Ромка вздохнул, сел на лавку.

Двойняшки, Мишка и Нюра, сидели на завалинке с другой стороны дома, прижавшись друг к другу.

Им было холодно, хотя солнце и пригревало, но одеты они были легко и бедно.

Мишка был в старых Ромкиных штанах, подвёрнутых в несколько раз и подвязанных верёвкой.

На Нюре — выцветшее платьице. Оба были худые, бледные, с тонкими шейками и большими глазами на осунувшихся личиках.

Есть хотелось всегда. Они уже видели, как мать взяла хлеб, но подойти к столу, когда родители садились пить, боялись.

Знали: попадет. Лучше потерпеть до утра, пока отец проспится и, может, что-нибудь даст.

В доме налили. Звякнул стакан. Зойка выпила, крякнула, занюхала хлебом.

Ромка выпил следом, молча, тяжело. Закусил огурцом. Сидели, смотрели в одну точку.

Поговорить им было не о чем. Давно уже не о чем. Всё, что можно было сказать друг другу, было сказано в пьяных драках. Осталась только привычка пить рядом.

А ведь была она другой, Зойка эта. Клава, стоявшая сейчас на поле, помнила её хорошо, ещё семилетней давности.

Зойка приехала в их деревню невестой из соседнего района — ладная, чернобровая, с косой ниже пояса.

Глаза горели, смеялась звонко. Как выходила замуж за Ромку — залюбуешься: платье белое, фата, вся светилась.

Ромка тогда непьющий был, тихий, работящий.

Дом свой поставили, хозяйство завели. А как двойня родилась — и посыпалось.

Двое детей сразу — это тяжело. Бессонные ночи, крик, пелёнки, усталость бесконечная.

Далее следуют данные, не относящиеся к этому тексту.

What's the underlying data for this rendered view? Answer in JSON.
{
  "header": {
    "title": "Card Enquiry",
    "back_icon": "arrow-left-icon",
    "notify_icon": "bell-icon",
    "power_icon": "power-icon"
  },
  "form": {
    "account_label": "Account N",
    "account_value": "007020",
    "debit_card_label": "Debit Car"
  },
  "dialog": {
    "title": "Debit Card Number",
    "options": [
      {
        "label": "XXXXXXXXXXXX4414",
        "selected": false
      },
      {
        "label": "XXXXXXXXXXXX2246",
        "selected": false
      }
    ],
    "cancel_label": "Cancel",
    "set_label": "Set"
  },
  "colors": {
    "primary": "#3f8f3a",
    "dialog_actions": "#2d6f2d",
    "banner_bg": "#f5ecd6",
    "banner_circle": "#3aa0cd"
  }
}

А помощи ждать неоткуда, родители далеко. Ромка с работы придёт уставший, ему бы тишины, а тут орут двое. Зойка и сама на нервях, истерзанная.

И нашла она утешение в рюмке. Сначала по чуть-чуть, чтоб уснуть. Потом больше.

Ромка сперва ругался, а потом и сам, глядя на неё, стал прикладываться.

Так и покатились. Коса давно отсохла и была отрезана, лицо пожелтело, глаза потухли.

И жили теперь, как два зверя в берлоге, а двое маленьких птенцов жались по углам, боясь лишний раз пискнуть.

На поле солнце клонилось к закату. Клава скомандовала собираться. Люди потянулись к телеге, грузили инвентарь, усталые, но довольные. Вечер опускался на землю тихий, розовый, ласковый.

Где-то далеко, за лесом, садилось солнце, окрашивая край неба в нежные тона.

Завтра будет новый день. И снова нужно будет сеять. Чтобы был хлеб. Для всех.

И для тех, кто работает в поле, и для тех голодных птенцов, что сидят сейчас на холодной завалинке, прижавшись друг к другу и глядя на заходящее солнце огромными, всё понимающими глазами.

Солнце уже клонилось к закату, когда бригада наконец остановилась на долгожданный перекур.

Трактор заглушили, и в наступившей тишине стало слышно, как звенит в вышине невидимый жаворонок да где-то далеко, у леска, перекликаются грачи.

Клава отошла в сторону от женщин, присела на межу, прямо на прошлогоднюю, ещё не до конца перепревшую траву.

Сняла косынку, подставила лицо заходящему солнцу.

Лучи скользили по её лицу, высвечивая ранние морщинки у глаз — не от возраста даже, а от жизни, от дум, от того, что редко смеялась последние годы.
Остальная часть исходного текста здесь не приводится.